To solve the problem, we need to find the absolute value of the determinant of the symmetric matrix \( A \) given by: \[ A = \begin{pmatrix} 10 & 4 & 6 \\ a_{21} + a_{12} & 6 & a_{23} + a_{32} \\ a_{31} + a_{13} & 8 & 4 \end{pmatrix} \] where \( a_{12}, a_{23}, a_{31} \) are the positive roots of the polynomial equation \( x^3 - 6x^2 + px - 8 = 0 \). ### Step 1: Identify the roots and their properties From Vieta's formulas, we know: - The sum of the roots \( a_{12} + a_{23} + a_{31} = 6 \) - The product of the roots \( a_{12} a_{23} a_{31} = 8 \) ### Step 2: Assume values for the roots Since \( a_{12}, a_{23}, a_{31} \) are positive roots and their sum is 6, we can assume: \[ a_{12} = a_{23} = a_{31} = 2 \] This satisfies both the sum and the product conditions: - \( 2 + 2 + 2 = 6 \) - \( 2 \cdot 2 \cdot 2 = 8 \) ### Step 3: Substitute the values into the matrix Now substituting \( a_{12} = 2, a_{23} = 2, a_{31} = 2 \) into the matrix \( A \): \[ A = \begin{pmatrix} 10 & 4 & 6 \\ 2 + 2 & 6 & 2 + 2 \\ 2 + 2 & 8 & 4 \end{pmatrix} = \begin{pmatrix} 10 & 4 & 6 \\ 4 & 6 & 4 \\ 4 & 8 & 4 \end{pmatrix} \] ### Step 4: Calculate the determinant of matrix \( A \) To calculate the determinant of \( A \): \[ |A| = \begin{vmatrix} 10 & 4 & 6 \\ 4 & 6 & 4 \\ 4 & 8 & 4 \end{vmatrix} \] Using the determinant formula for a \( 3 \times 3 \) matrix: \[ |A| = a(ei - fh) - b(di - fg) + c(dh - eg) \] where \( A = \begin{pmatrix} a & b & c \\ d & e & f \\ g & h & i \end{pmatrix} \).
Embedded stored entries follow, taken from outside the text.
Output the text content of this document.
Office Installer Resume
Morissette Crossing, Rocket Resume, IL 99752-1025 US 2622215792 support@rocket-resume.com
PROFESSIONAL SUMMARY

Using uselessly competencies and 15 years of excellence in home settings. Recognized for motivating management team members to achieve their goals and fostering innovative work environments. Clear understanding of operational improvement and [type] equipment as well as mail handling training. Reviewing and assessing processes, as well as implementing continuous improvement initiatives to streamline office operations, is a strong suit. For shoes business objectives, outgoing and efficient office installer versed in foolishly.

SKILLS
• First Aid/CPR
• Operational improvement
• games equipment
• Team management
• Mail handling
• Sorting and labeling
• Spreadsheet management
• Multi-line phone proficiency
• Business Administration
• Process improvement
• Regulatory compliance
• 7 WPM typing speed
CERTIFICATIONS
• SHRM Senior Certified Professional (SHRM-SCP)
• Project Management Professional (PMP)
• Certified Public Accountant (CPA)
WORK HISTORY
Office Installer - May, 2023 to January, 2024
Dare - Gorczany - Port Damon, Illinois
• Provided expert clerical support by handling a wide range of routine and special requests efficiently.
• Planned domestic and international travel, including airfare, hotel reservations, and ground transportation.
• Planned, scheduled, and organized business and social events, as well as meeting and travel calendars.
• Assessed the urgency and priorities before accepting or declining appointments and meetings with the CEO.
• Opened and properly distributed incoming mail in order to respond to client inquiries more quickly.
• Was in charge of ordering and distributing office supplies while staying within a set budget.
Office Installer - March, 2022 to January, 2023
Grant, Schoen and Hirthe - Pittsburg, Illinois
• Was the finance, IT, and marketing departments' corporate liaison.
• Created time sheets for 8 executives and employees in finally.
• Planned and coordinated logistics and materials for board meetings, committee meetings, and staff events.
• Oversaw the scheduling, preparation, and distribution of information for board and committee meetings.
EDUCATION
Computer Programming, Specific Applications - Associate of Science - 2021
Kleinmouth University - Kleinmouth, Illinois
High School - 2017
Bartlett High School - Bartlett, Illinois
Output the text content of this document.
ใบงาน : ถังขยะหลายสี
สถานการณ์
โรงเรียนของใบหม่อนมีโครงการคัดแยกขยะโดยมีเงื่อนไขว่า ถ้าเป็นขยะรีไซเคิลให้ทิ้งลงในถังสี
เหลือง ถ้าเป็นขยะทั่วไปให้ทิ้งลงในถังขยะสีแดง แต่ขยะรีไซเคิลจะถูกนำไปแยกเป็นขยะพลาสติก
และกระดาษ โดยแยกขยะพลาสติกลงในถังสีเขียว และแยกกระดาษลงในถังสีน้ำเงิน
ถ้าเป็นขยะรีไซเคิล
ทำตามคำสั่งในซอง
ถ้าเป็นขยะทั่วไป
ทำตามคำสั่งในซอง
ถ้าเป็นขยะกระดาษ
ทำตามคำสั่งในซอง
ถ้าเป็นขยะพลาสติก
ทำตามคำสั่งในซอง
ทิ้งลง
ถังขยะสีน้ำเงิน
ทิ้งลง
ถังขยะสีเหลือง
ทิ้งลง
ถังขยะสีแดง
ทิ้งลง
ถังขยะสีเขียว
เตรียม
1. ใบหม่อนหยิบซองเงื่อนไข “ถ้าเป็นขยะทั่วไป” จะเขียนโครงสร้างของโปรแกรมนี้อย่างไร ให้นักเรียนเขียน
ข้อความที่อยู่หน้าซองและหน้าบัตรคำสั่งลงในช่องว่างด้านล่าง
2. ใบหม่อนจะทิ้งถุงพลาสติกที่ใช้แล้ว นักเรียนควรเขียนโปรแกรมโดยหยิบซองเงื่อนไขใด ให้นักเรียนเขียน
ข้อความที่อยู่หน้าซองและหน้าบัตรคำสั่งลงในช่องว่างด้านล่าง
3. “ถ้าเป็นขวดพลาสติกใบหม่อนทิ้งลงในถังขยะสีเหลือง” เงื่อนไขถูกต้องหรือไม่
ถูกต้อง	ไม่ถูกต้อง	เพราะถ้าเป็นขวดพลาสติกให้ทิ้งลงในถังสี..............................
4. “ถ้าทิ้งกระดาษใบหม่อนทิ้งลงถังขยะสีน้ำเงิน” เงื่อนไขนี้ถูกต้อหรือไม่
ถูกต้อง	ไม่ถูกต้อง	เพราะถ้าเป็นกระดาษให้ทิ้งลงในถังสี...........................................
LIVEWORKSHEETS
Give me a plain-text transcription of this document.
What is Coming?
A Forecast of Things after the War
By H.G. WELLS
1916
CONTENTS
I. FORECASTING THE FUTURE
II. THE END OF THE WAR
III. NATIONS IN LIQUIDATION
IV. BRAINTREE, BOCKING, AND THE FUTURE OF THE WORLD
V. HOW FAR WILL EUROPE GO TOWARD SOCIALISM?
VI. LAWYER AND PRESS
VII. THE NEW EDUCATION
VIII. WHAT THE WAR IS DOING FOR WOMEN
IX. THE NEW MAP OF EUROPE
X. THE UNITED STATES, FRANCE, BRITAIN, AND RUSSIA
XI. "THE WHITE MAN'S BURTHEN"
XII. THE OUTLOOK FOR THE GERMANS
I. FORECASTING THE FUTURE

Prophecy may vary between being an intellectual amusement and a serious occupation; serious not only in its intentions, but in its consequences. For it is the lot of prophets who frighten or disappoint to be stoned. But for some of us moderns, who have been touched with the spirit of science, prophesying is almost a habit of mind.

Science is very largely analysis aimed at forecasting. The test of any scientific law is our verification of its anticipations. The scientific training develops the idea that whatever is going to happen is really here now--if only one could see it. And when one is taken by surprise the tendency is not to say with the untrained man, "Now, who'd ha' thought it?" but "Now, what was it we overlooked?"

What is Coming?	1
Substituting the values: \[ |A| = 10(6 \cdot 4 - 4 \cdot 8) - 4(4 \cdot 4 - 4 \cdot 8) + 6(4 \cdot 8 - 6 \cdot 4) \] Calculating each term: 1. \( 6 \cdot 4 - 4 \cdot 8 = 24 - 32 = -8 \) 2. \( 4 \cdot 4 - 4 \cdot 8 = 16 - 32 = -16 \) 3. \( 4 \cdot 8 - 6 \cdot 4 = 32 - 24 = 8 \) Now substituting back: \[ |A| = 10(-8) - 4(-16) + 6(8) \] Calculating: \[ |A| = -80 + 64 + 48 = 32 \] ### Step 5: Absolute value of the determinant The absolute value of the determinant is: \[ |A| = 32 \] ### Final Answer Thus, the absolute value of \( |A| \) is \( \boxed{32} \).